Distributed Formation Control for Underactuated Multi-ASVs Under DoS Attacks Using Value Decomposition Reinforcement Learning
研究了欠驱动多自主水面艇在通信网络遭受拒绝服务攻击和复杂不确定性下的编队控制问题,提出基于值分解强化学习的分布式自适应控制器,实现目标状态估计和编队误差收敛。
This article addresses the formation control problem of underactuated multi-autonomous surface vehicles (ASVs) under denial-of-service (DoS) attacks on the communication network and complex uncertainties, including unknown ASV dynamics, external disturbances, and obstacles. First, a novel distributed target estimator (DTE) using a first-order low-pass filter is designed to estimate the state of the target based on partial observability under target information constraints and DoS attacks.
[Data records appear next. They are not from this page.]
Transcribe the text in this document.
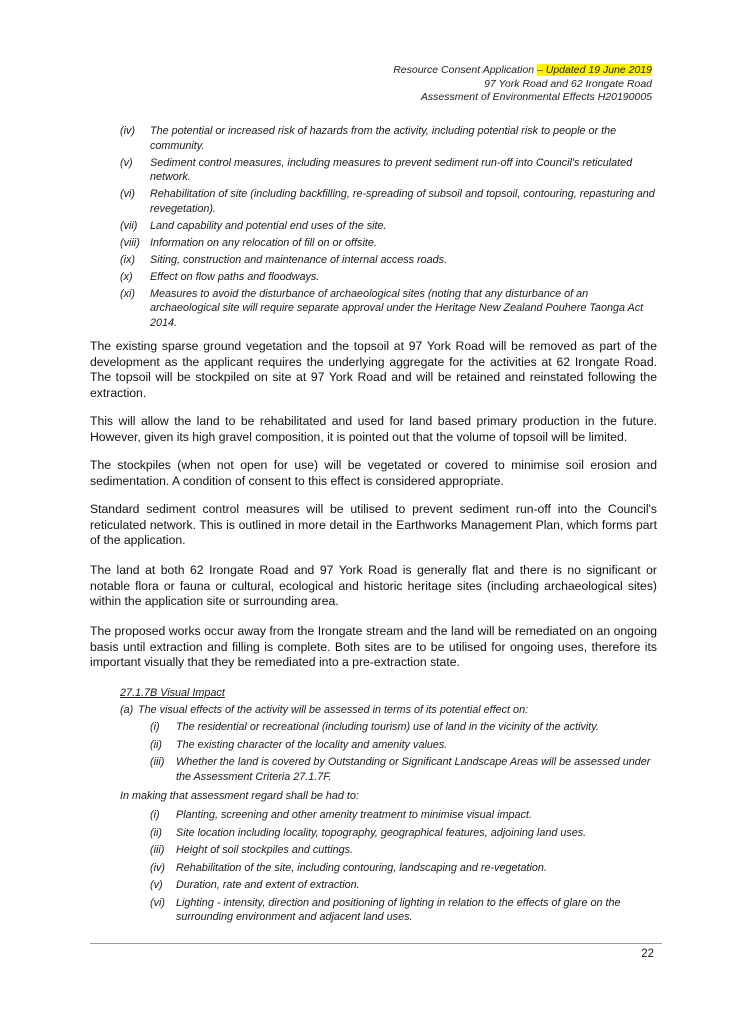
Resource Consent Application – Updated 19 June 2019
97 York Road and 62 Irongate Road
Assessment of Environmental Effects H20190005
(iv)	The potential or increased risk of hazards from the activity, including potential risk to people or the community.
(v)	Sediment control measures, including measures to prevent sediment run-off into Council's reticulated network.
(vi)	Rehabilitation of site (including backfilling, re-spreading of subsoil and topsoil, contouring, repasturing and revegetation).
(vii)	Land capability and potential end uses of the site.
(viii) Information on any relocation of fill on or offsite.
(ix)	Siting, construction and maintenance of internal access roads.
(x)	Effect on flow paths and floodways.
(xi)	Measures to avoid the disturbance of archaeological sites (noting that any disturbance of an archaeological site will require separate approval under the Heritage New Zealand Pouhere Taonga Act 2014.

The existing sparse ground vegetation and the topsoil at 97 York Road will be removed as part of the development as the applicant requires the underlying aggregate for the activities at 62 Irongate Road. The topsoil will be stockpiled on site at 97 York Road and will be retained and reinstated following the extraction.

This will allow the land to be rehabilitated and used for land based primary production in the future. However, given its high gravel composition, it is pointed out that the volume of topsoil will be limited.

The stockpiles (when not open for use) will be vegetated or covered to minimise soil erosion and sedimentation. A condition of consent to this effect is considered appropriate.

Standard sediment control measures will be utilised to prevent sediment run-off into the Council's reticulated network. This is outlined in more detail in the Earthworks Management Plan, which forms part of the application.

The land at both 62 Irongate Road and 97 York Road is generally flat and there is no significant or notable flora or fauna or cultural, ecological and historic heritage sites (including archaeological sites) within the application site or surrounding area.

The proposed works occur away from the Irongate stream and the land will be remediated on an ongoing basis until extraction and filling is complete. Both sites are to be utilised for ongoing uses, therefore its important visually that they be remediated into a pre-extraction state.

27.1.7B Visual Impact
(a) The visual effects of the activity will be assessed in terms of its potential effect on:
(i)	The residential or recreational (including tourism) use of land in the vicinity of the activity.
(ii)	The existing character of the locality and amenity values.
(iii)	Whether the land is covered by Outstanding or Significant Landscape Areas will be assessed under the Assessment Criteria 27.1.7F.
In making that assessment regard shall be had to:
(i)	Planting, screening and other amenity treatment to minimise visual impact.
(ii)	Site location including locality, topography, geographical features, adjoining land uses.
(iii)	Height of soil stockpiles and cuttings.
(iv)	Rehabilitation of the site, including contouring, landscaping and re-vegetation.
(v)	Duration, rate and extent of extraction.
(vi)	Lighting - intensity, direction and positioning of lighting in relation to the effects of glare on the surrounding environment and adjacent land uses.
22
Second, a safe guidance law for the ASVs is developed using the estimated target state and a control barrier function. Third, a “dual-adaptation control and learning” bidirectional fusion model is constructed. Specifically, on one hand, a distributed adaptive formation controller based on value decomposition reinforcement learning (VDRL) is designed. By decomposing the global value function, this controller addresses the credit allocation issue in cooperative formation and allows the ASVs to adjust their strategies autonomously based on the environment. On the other hand, an adaptive mechanism is used to improve the computation strategy of the global value function in VDRL, enhancing the learning efficiency and stability of the reinforcement learning (RL) algorithm in complex environments. The proposed VDRL-based formation control algorithm of the underactuated multi-ASVs ensures accurate target state estimation and convergence of formation errors under DoS conditions. A rigorous theoretical analysis is further used to ensure the closed-loop stability of the multi-ASV systems. Finally, simulation results validate the effectiveness of the proposed distributed formation control algorithm.